Plagiarism
What is plagiarism, and how it can be avoided?
Inspiration is an important instinct of human being. This instinct has leaded the human generations to prosper and develop towards better future but picture is totally different on the other side of coin. Due the lack of hard work and struggle this instinct has somewhere given birth to the crimes like kidnappings, robbery and cheating. Through such crimes one can satisfy its need to get control over its inspirations. This usually happens in the materialistic world but the world of knowledge is not safe from it. Therefore nineteenth century, being crowned as century of knowledge, is facing a new crime popularly known as plagiarism.
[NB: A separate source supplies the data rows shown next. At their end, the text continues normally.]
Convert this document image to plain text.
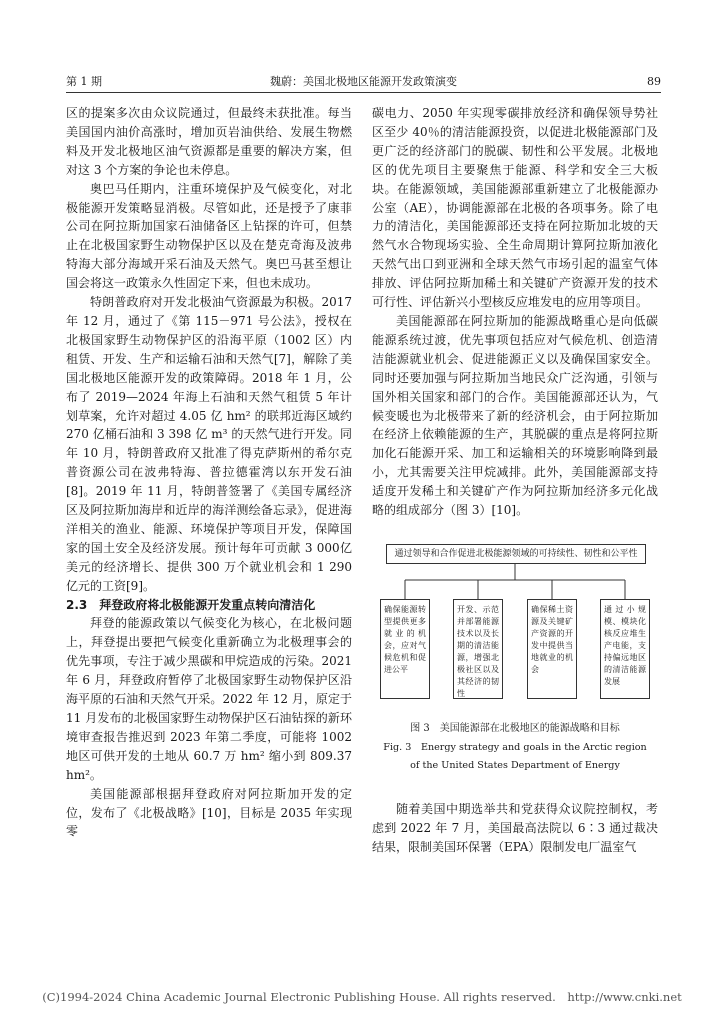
第 1 期	魏蔚：美国北极地区能源开发政策演变	89

区的提案多次由众议院通过，但最终未获批准。每当美国国内油价高涨时，增加页岩油供给、发展生物燃料及开发北极地区油气资源都是重要的解决方案，但对这 3 个方案的争论也未停息。

奥巴马任期内，注重环境保护及气候变化，对北极能源开发策略显消极。尽管如此，还是授予了康菲公司在阿拉斯加国家石油储备区上钻探的许可，但禁止在北极国家野生动物保护区以及在楚克奇海及波弗特海大部分海域开采石油及天然气。奥巴马甚至想让国会将这一政策永久性固定下来，但也未成功。

特朗普政府对开发北极油气资源最为积极。2017 年 12 月，通过了《第 115－971 号公法》，授权在北极国家野生动物保护区的沿海平原（1002 区）内租赁、开发、生产和运输石油和天然气[7]，解除了美国北极地区能源开发的政策障碍。2018 年 1 月，公布了 2019—2024 年海上石油和天然气租赁 5 年计划草案，允许对超过 4.05 亿 hm² 的联邦近海区域约 270 亿桶石油和 3 398 亿 m³ 的天然气进行开发。同年 10 月，特朗普政府又批准了得克萨斯州的希尔克普资源公司在波弗特海、普拉德霍湾以东开发石油[8]。2019 年 11 月，特朗普签署了《美国专属经济区及阿拉斯加海岸和近岸的海洋测绘备忘录》，促进海洋相关的渔业、能源、环境保护等项目开发，保障国家的国土安全及经济发展。预计每年可贡献 3 000亿美元的经济增长、提供 300 万个就业机会和 1 290 亿元的工资[9]。

2.3　拜登政府将北极能源开发重点转向清洁化

拜登的能源政策以气候变化为核心，在北极问题上，拜登提出要把气候变化重新确立为北极理事会的优先事项，专注于减少黑碳和甲烷造成的污染。2021 年 6 月，拜登政府暂停了北极国家野生动物保护区沿海平原的石油和天然气开采。2022 年 12 月，原定于 11 月发布的北极国家野生动物保护区石油钻探的新环境审查报告推迟到 2023 年第二季度，可能将 1002 地区可供开发的土地从 60.7 万 hm² 缩小到 809.37 hm²。

美国能源部根据拜登政府对阿拉斯加开发的定位，发布了《北极战略》[10]，目标是 2035 年实现零

碳电力、2050 年实现零碳排放经济和确保领导势社区至少 40％的清洁能源投资，以促进北极能源部门及更广泛的经济部门的脱碳、韧性和公平发展。北极地区的优先项目主要聚焦于能源、科学和安全三大板块。在能源领域，美国能源部重新建立了北极能源办公室（AE），协调能源部在北极的各项事务。除了电力的清洁化，美国能源部还支持在阿拉斯加北坡的天然气水合物现场实验、全生命周期计算阿拉斯加液化天然气出口到亚洲和全球天然气市场引起的温室气体排放、评估阿拉斯加稀土和关键矿产资源开发的技术可行性、评估新兴小型核反应堆发电的应用等项目。

美国能源部在阿拉斯加的能源战略重心是向低碳能源系统过渡，优先事项包括应对气候危机、创造清洁能源就业机会、促进能源正义以及确保国家安全。同时还要加强与阿拉斯加当地民众广泛沟通，引领与国外相关国家和部门的合作。美国能源部还认为，气候变暖也为北极带来了新的经济机会，由于阿拉斯加在经济上依赖能源的生产，其脱碳的重点是将阿拉斯加化石能源开采、加工和运输相关的环境影响降到最小，尤其需要关注甲烷减排。此外，美国能源部支持适度开发稀土和关键矿产作为阿拉斯加经济多元化战略的组成部分（图 3）[10]。

通过领导和合作促进北极能源领域的可持续性、韧性和公平性
确保能源转型提供更多就业的机会，应对气候危机和促进公平
开发、示范并部署能源技术以及长期的清洁能源，增强北极社区以及其经济的韧性
确保稀土资源及关键矿产资源的开发中提供当地就业的机会
通过小规模、模块化核反应堆生产电能，支持偏远地区的清洁能源发展
图 3　美国能源部在北极地区的能源战略和目标
Fig. 3　Energy strategy and goals in the Arctic region
of the United States Department of Energy

随着美国中期选举共和党获得众议院控制权，考虑到 2022 年 7 月，美国最高法院以 6∶3 通过裁决结果，限制美国环保署（EPA）限制发电厂温室气

(C)1994-2024 China Academic Journal Electronic Publishing House. All rights reserved.　http://www.cnki.net
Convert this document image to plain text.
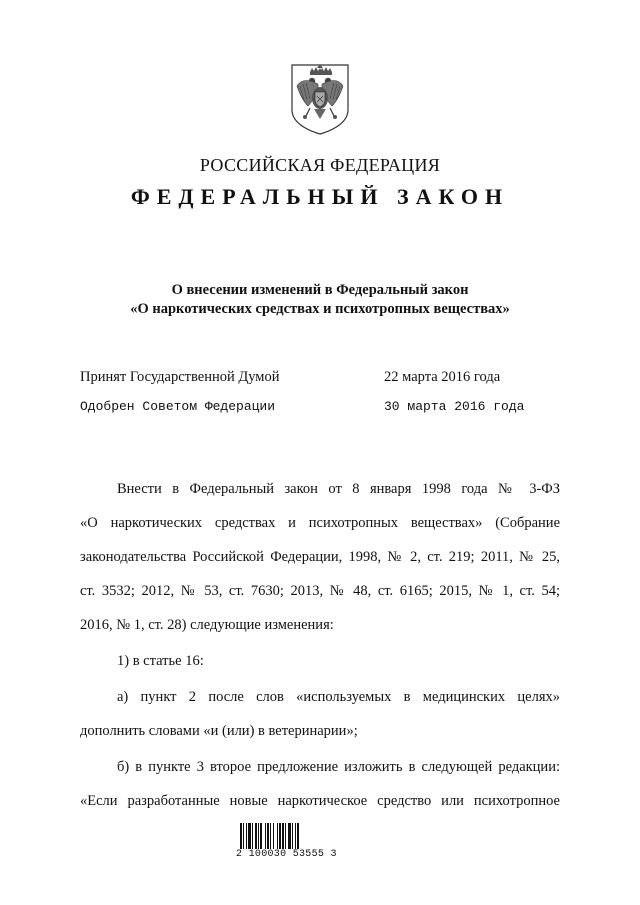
РОССИЙСКАЯ ФЕДЕРАЦИЯ
ФЕДЕРАЛЬНЫЙ ЗАКОН
О внесении изменений в Федеральный закон
«О наркотических средствах и психотропных веществах»
Принят Государственной Думой	22 марта 2016 года
Одобрен Советом Федерации	30 марта 2016 года
Внести в Федеральный закон от 8 января 1998 года № 3-ФЗ
«О наркотических средствах и психотропных веществах» (Собрание
законодательства Российской Федерации, 1998, № 2, ст. 219; 2011, № 25,
ст. 3532; 2012, № 53, ст. 7630; 2013, № 48, ст. 6165; 2015, № 1, ст. 54;
2016, № 1, ст. 28) следующие изменения:
1) в статье 16:
а) пункт 2 после слов «используемых в медицинских целях»
дополнить словами «и (или) в ветеринарии»;
б) в пункте 3 второе предложение изложить в следующей редакции:
«Если разработанные новые наркотическое средство или психотропное
2 100030 53555 3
The word plagiarized means to steal and pass off (the ideas or words of another) as one’s own: use (a created production) without crediting the source VI: to commit literary theft: present as new and original an idea or product derived from an existing source.
(FROM: Webster’s New Collegiate Dictionary 9th ed, (Springfield, Ma: Merriam 1981, p. 870).
Therefore the word plagiarism, is originated from a Latin word which means kidnapping of certain ideas. It is stealing of ideas of other people. Words and ideas are commodity of a particular mind, generating particular thoughts and producing a particular vision. Through plagiarism an effort is made to robe some one else property. Plagiarism can be done intentionally and unintentionally. Sometimes a student or a writer cite some journal, book or website and copies the content without expressing it in his own words. He neither credits the reference nor does he use any quotation marks as safety to avoid plagiarism. Sometimes a student tries to reproduce the content in his own words without knowing that he is stealing the idea or the expression already published. In cases of reproducing the expression sometimes the meanings of a phrase is disturbed. When a student is mixed among many ideas he commits such kind of unintentional crime. Let’s clarify our vision of plagiarism by following example.
Recognize Acceptable from Unacceptable
Here’s the ORIGINAL text, from page 1 of Lizzie Borden: A Case Book of Family and Crime in the 1890s by Joyce Williams et al.:
The rise of industry, the growth of cities, and the expansion of the population were the three great developments of late nineteenth century American history. As new, larger, steam-powered factories became a feature of the American landscape in the East, they transformed farm hands into industrial laborers, and provided jobs for a rising tide of immigrants. With industry came urbanization the growth of large cities (like Fall River, Massachusetts, where the Bordens lived) which became the centers of production as well as of commerce and trade.